I ricercatori guidati da Salvatore Pece, ordinario di Patologia generale all'Università Statale di Milano e Direttore del Laboratorio Tumori Ormono-Dipendenti e Patobiologia delle Cellule Staminali dello IEO, hanno individuato un nuovo meccanismo all’origine della progressione verso la malattia metastatica e della crescita incontrollata del tumore, che chiama in causa la proteina CDK12. Se espressa in maniera esagerata – come avviene in oltre il 20% di tutti i tumori mammari – provoca una cascata di eventi che rendono il tumore aggressivo e resistente alle chemioterapie convenzionali. Se da un lato la presenza di CDK12 a livelli elevati costituisce la forza motrice della malattia, dall’altro diventa un biomarcatore che ne svela un punto debole.
 

Il marcatore tumorale che mancava

“È noto da circa un secolo che le cellule tumorali presentano un metabolismo differente da quelle sane”, spiega Pece: “L’utilizzo di farmaci anti-metabolici è stato tra le prime strategie messe in campo per combattere il cancro, in particolare il cancro della mammella. Tuttavia l’entusiasmo per questi farmaci da parte degli oncologi è progressivamente diminuito per la mancanza di marcatori per identificare in modo preciso le pazienti in grado di beneficiare selettivamente ed efficacemente di queste terapie. Nei nostri studi abbiamo integrato i dati, ottenuti in esperimenti con animali di laboratorio con le analisi retrospettive di diverse coorti cliniche di pazienti.
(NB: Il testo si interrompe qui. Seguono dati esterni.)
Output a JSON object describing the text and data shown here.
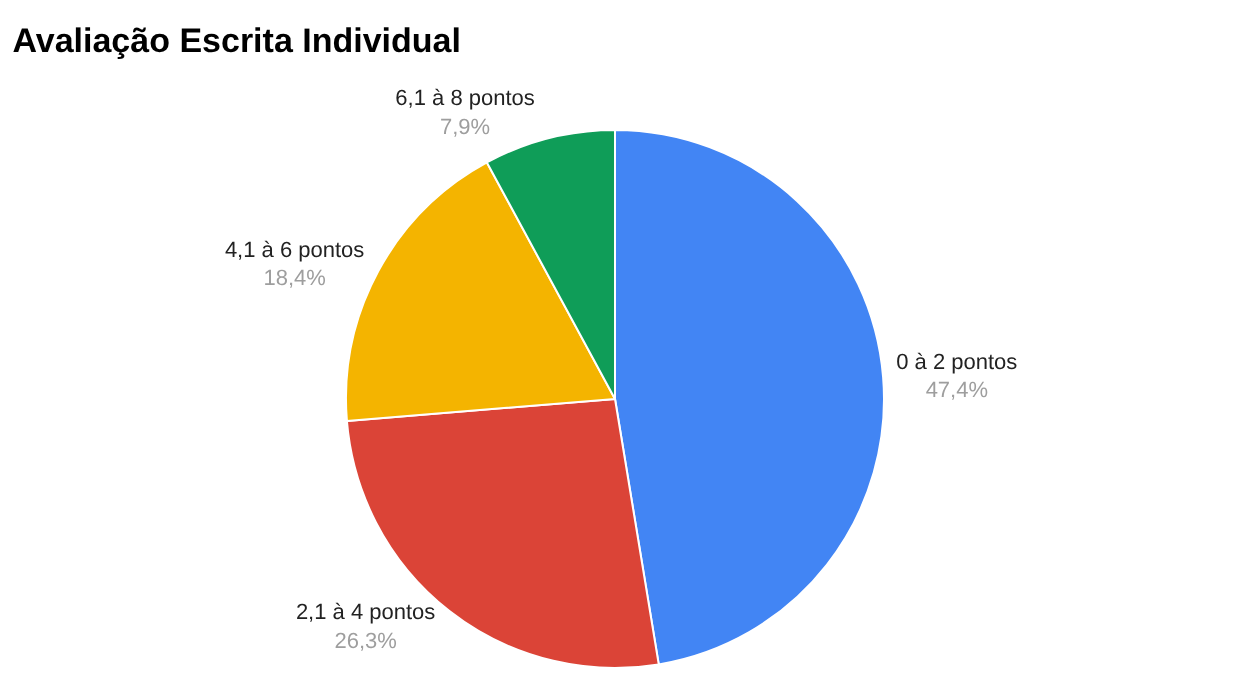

I risultati risolvono il problema poiché indicano chiaramente che elevati livelli di CDK12 costituiscono un biomarcatore utilizzabile per selezionare le pazienti da trattare con terapia anti-metabolica utilizzando un farmaco, il metotrexato, già disponibile nella clinica per la cura del tumore mammario”.

Come agiscono i farmaci

Come agiscono questi farmaci? Impediscono alle cellule con elevata espressione di CDK12 di “utilizzare in modo esagerato il glucosio per alimentare la via metabolica del ciclo del folato. Questa, a sua volta, sostiene la replicazione cellulare e la diffusione metastatica”, come spiega Maria Grazia Filippone, ricercatrice sostenuta dalla Fondazione Umberto Veronesi. Questo studio - pubblicato su Nature Communications - segna uno di quei momenti in cui è possibile passare dalla ricerca di base all’applicazione clinica. Ora saranno avviati degli studi nelle pazienti metastatiche con elevati livelli di CDK12 e in cui la chemioterapia non è risultata efficace. “Se i risultati confermeranno questi dati - conclude Paolo Veronesi, Direttore del Programma di Senologia dello IEO - sarà possibile fornire a tali pazienti una prospettiva terapeutica concreta”.